Investors wary of other investment choices are taking physical possession of gold in a move that could drive the metal to historic heights.
Gold prices could make a run at $1,200 and beyond this year as investors look for safe places to put their money amid continued turmoil not only in the economy but also the stock market and the US political structure.
"When you have such a large part of US population convinced we're running to hell in a handbasket with federal spending, you're going to have a large part of the population buying and taking possession of gold out of fear of what's going on," says Jim DiGeorgia, commodities analyst for Gold and Energy Advisor.

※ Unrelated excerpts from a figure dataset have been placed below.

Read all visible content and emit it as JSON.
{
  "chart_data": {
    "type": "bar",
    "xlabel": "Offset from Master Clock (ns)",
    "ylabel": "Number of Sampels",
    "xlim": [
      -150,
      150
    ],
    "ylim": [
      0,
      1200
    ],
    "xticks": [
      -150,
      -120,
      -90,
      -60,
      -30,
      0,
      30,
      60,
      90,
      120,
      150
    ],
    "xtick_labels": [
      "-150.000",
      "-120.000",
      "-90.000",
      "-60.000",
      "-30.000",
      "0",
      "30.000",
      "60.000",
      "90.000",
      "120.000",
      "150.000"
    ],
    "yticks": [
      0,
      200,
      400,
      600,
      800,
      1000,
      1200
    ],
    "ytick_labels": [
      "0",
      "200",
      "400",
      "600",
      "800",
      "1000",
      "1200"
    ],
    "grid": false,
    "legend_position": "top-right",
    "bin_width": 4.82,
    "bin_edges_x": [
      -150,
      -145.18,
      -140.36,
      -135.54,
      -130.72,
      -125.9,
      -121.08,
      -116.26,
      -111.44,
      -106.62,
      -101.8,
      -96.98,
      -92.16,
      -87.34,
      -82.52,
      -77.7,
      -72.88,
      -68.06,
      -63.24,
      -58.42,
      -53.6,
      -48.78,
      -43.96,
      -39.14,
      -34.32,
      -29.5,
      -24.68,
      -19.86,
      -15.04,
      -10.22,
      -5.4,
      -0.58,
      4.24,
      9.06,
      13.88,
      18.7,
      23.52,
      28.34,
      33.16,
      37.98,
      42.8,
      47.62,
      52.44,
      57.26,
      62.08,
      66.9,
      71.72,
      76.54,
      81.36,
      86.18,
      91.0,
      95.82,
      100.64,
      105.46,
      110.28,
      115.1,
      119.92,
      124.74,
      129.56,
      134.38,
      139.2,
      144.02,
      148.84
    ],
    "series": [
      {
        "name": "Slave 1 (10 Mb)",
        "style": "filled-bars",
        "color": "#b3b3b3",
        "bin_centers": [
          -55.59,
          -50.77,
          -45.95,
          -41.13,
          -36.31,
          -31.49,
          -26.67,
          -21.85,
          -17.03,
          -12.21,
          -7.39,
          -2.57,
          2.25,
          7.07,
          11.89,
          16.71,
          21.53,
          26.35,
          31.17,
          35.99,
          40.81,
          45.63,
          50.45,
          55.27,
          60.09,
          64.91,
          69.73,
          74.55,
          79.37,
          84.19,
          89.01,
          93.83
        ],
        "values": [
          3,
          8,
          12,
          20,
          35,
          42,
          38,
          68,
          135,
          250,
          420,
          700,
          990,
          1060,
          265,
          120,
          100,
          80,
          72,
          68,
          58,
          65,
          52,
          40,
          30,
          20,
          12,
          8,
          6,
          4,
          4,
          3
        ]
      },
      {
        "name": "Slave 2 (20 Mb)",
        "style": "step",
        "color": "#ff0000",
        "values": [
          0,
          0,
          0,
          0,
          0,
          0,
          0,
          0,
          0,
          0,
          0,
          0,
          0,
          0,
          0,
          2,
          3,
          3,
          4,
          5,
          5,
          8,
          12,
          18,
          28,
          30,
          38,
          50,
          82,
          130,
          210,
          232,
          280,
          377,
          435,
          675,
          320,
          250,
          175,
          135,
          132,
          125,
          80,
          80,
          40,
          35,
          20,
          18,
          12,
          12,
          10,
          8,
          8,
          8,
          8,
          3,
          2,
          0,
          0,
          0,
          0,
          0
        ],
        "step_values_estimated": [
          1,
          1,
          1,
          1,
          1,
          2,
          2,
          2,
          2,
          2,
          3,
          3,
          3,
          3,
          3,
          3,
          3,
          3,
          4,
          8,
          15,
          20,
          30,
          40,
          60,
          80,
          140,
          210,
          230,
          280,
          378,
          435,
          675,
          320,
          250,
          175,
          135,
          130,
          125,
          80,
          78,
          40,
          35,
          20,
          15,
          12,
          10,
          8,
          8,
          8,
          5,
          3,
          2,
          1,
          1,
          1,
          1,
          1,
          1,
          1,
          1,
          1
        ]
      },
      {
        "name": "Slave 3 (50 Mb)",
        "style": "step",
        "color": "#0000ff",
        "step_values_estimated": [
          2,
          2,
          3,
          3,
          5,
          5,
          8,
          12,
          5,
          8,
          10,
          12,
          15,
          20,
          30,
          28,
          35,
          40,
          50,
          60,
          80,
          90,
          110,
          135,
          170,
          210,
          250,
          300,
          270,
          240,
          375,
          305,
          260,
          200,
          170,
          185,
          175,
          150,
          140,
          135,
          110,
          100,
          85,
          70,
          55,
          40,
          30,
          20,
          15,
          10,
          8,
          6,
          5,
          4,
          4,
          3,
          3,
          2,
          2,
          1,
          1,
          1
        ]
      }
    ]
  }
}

Investors can buy gold in a variety of ways—through futures contracts, mutual funds, exchange-traded funds, as well as actual ownership.
Owning gold [US@GC.1 985.5 -10.30 (-1.03%) ] is primarily done through purchases of gold bars, which can be stored in safe deposit boxes in banks. Other investors can buy solid-gold coins or even use jewelry as an investment. Gold bars, though, are generally considered the best investment because they can be bought at retail prices instead of the markups that other gold investments carry.
"I would recommend the average investor, if they want to get into hard assets, put 3 percent to 5 percent of their money in gold and hope they never have to use it," says Burton Rothberg, a former senior trader with Commodities Corporation, who has invested in the gold markets for decades.